Contrarians are those that drive in the opposite direction because they know that market has overshoot its trajectory and they need to reverse the gear to get back on track. They feel comfortable in doing what makes trend followers uncomfortable. Conventional wisdom sounds like an oxymoron to contrarians. When contrarians are right, they become the trend setters, when they are wrong, they go broke. That’s what make this a risky strategy as going in the opposite direction can take you further away from your destination unless you are confident that doing so would put you back on track. To a trend follower, contrarians appear to be heading deeper in to a tunnel with a dead end whereas a contrarians looks at trend followers like lemmings heading towards a cliff. Contrarians need to do a lot of fundamental analysis to determine intrinsic value because a strong notion of intrinsic value is needed to confidently determine if market value is too high or too low.
Contrarians can get an edge by mastering fundamental analysis as it can spot gaps in intrinsic value and market value while trend followers can get and edge using technical analysis as it can spot trend reversals much better than fundamental analysis. My observation is, too many trend followers analyze fundamentals either to confirm a trend or to spot a reversal. To me that’s a flawed strategy (which I also followed for years) because by the time trend reversals appear in fundamentals, price has already reflected that. Only an expert in the industry or an investor with an edge in an industry can spot a trend earlier than others. However such investors will benefit much more by being a contrarian and wait for market to given them an opportunity to profit from the edge they have.
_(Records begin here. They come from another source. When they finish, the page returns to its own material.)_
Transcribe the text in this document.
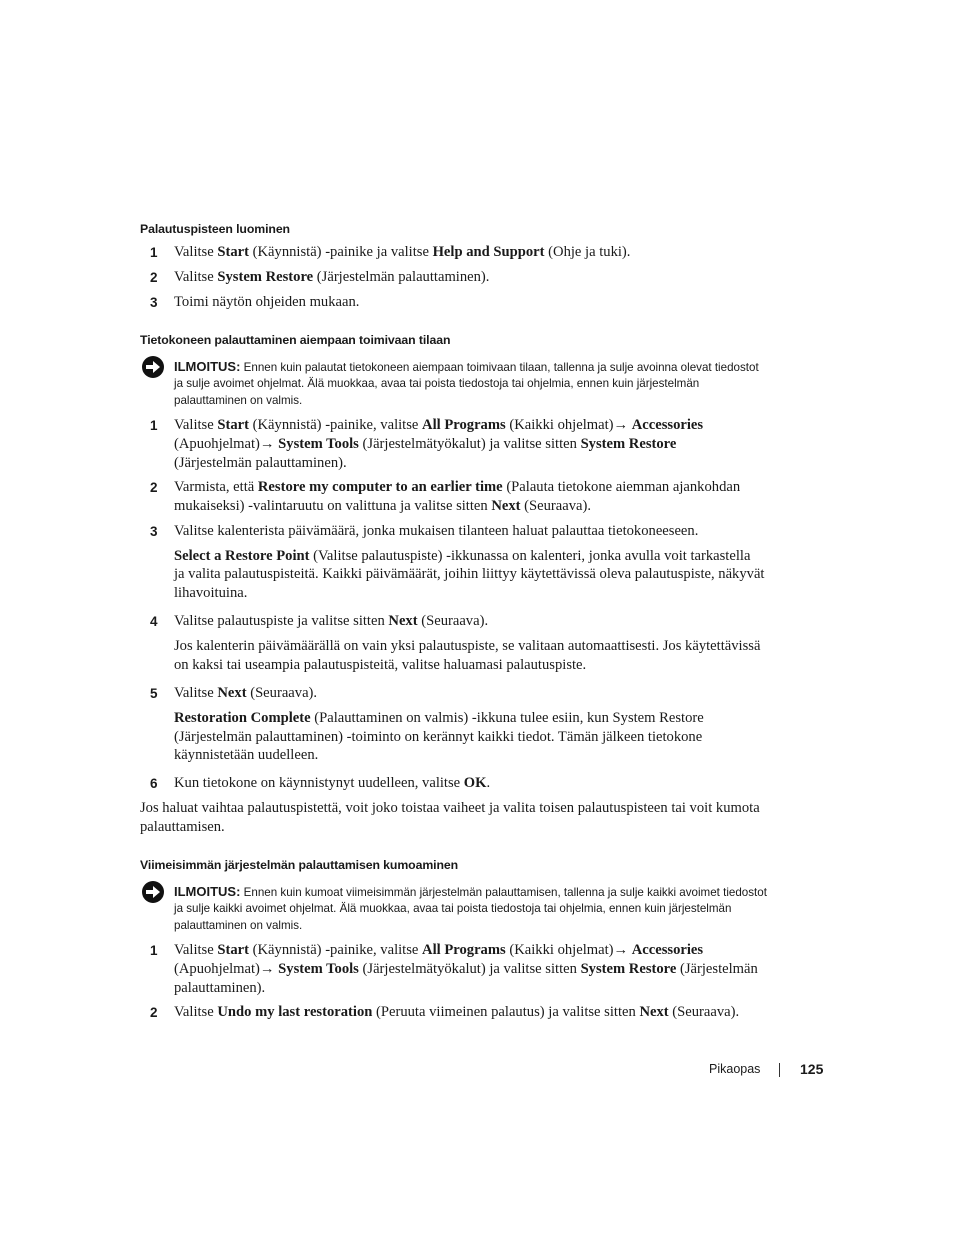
Palautuspisteen luominen
1 Valitse Start (Käynnistä) -painike ja valitse Help and Support (Ohje ja tuki).
2 Valitse System Restore (Järjestelmän palauttaminen).
3 Toimi näytön ohjeiden mukaan.
Tietokoneen palauttaminen aiempaan toimivaan tilaan
ILMOITUS: Ennen kuin palautat tietokoneen aiempaan toimivaan tilaan, tallenna ja sulje avoinna olevat tiedostot
ja sulje avoimet ohjelmat. Älä muokkaa, avaa tai poista tiedostoja tai ohjelmia, ennen kuin järjestelmän
palauttaminen on valmis.
1 Valitse Start (Käynnistä) -painike, valitse All Programs (Kaikki ohjelmat)→ Accessories
(Apuohjelmat)→ System Tools (Järjestelmätyökalut) ja valitse sitten System Restore
(Järjestelmän palauttaminen).
2 Varmista, että Restore my computer to an earlier time (Palauta tietokone aiemman ajankohdan
mukaiseksi) -valintaruutu on valittuna ja valitse sitten Next (Seuraava).
3 Valitse kalenterista päivämäärä, jonka mukaisen tilanteen haluat palauttaa tietokoneeseen.
Select a Restore Point (Valitse palautuspiste) -ikkunassa on kalenteri, jonka avulla voit tarkastella
ja valita palautuspisteitä. Kaikki päivämäärät, joihin liittyy käytettävissä oleva palautuspiste, näkyvät
lihavoituina.
4 Valitse palautuspiste ja valitse sitten Next (Seuraava).
Jos kalenterin päivämäärällä on vain yksi palautuspiste, se valitaan automaattisesti. Jos käytettävissä
on kaksi tai useampia palautuspisteitä, valitse haluamasi palautuspiste.
5 Valitse Next (Seuraava).
Restoration Complete (Palauttaminen on valmis) -ikkuna tulee esiin, kun System Restore
(Järjestelmän palauttaminen) -toiminto on kerännyt kaikki tiedot. Tämän jälkeen tietokone
käynnistetään uudelleen.
6 Kun tietokone on käynnistynyt uudelleen, valitse OK.
Jos haluat vaihtaa palautuspistettä, voit joko toistaa vaiheet ja valita toisen palautuspisteen tai voit kumota
palauttamisen.
Viimeisimmän järjestelmän palauttamisen kumoaminen
ILMOITUS: Ennen kuin kumoat viimeisimmän järjestelmän palauttamisen, tallenna ja sulje kaikki avoimet tiedostot
ja sulje kaikki avoimet ohjelmat. Älä muokkaa, avaa tai poista tiedostoja tai ohjelmia, ennen kuin järjestelmän
palauttaminen on valmis.
1 Valitse Start (Käynnistä) -painike, valitse All Programs (Kaikki ohjelmat)→ Accessories
(Apuohjelmat)→ System Tools (Järjestelmätyökalut) ja valitse sitten System Restore (Järjestelmän
palauttaminen).
2 Valitse Undo my last restoration (Peruuta viimeinen palautus) ja valitse sitten Next (Seuraava).
Pikaopas	125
Ten years ago when the world was in the middle of the worst crisis since great depression and my portfolio had lost 2/3rd of its value, I asked myself a similarly profound question. Am I an investor or just a gambler? The reason that question must have flashed my mind because at least some of my actions leading up to the crisis must have fallen in the realm of gambling rather than investing. Today that question does not cross my mind because I know I am not a gambler. So why am I asking myself if I am a trend follower or a contrarian? It’s because some of my recent actions look like that of a trend follower while I am focusing on fundamental analysis like a contrarian. Which means I am still in a transition stage from a trend follower to a contrarian. When the push comes to shove, my subconscious mind is listening to my trend following instincts even though the push itself comes from the contrarian side.
Focus area for 2019 is to take this further and analyze if a decision (including decision to do nothing) is coming from my trend follower side or contrarian side and take more and more contrarian decisions to execution. I think 2019 should provide plenty of opportunity for contrarians.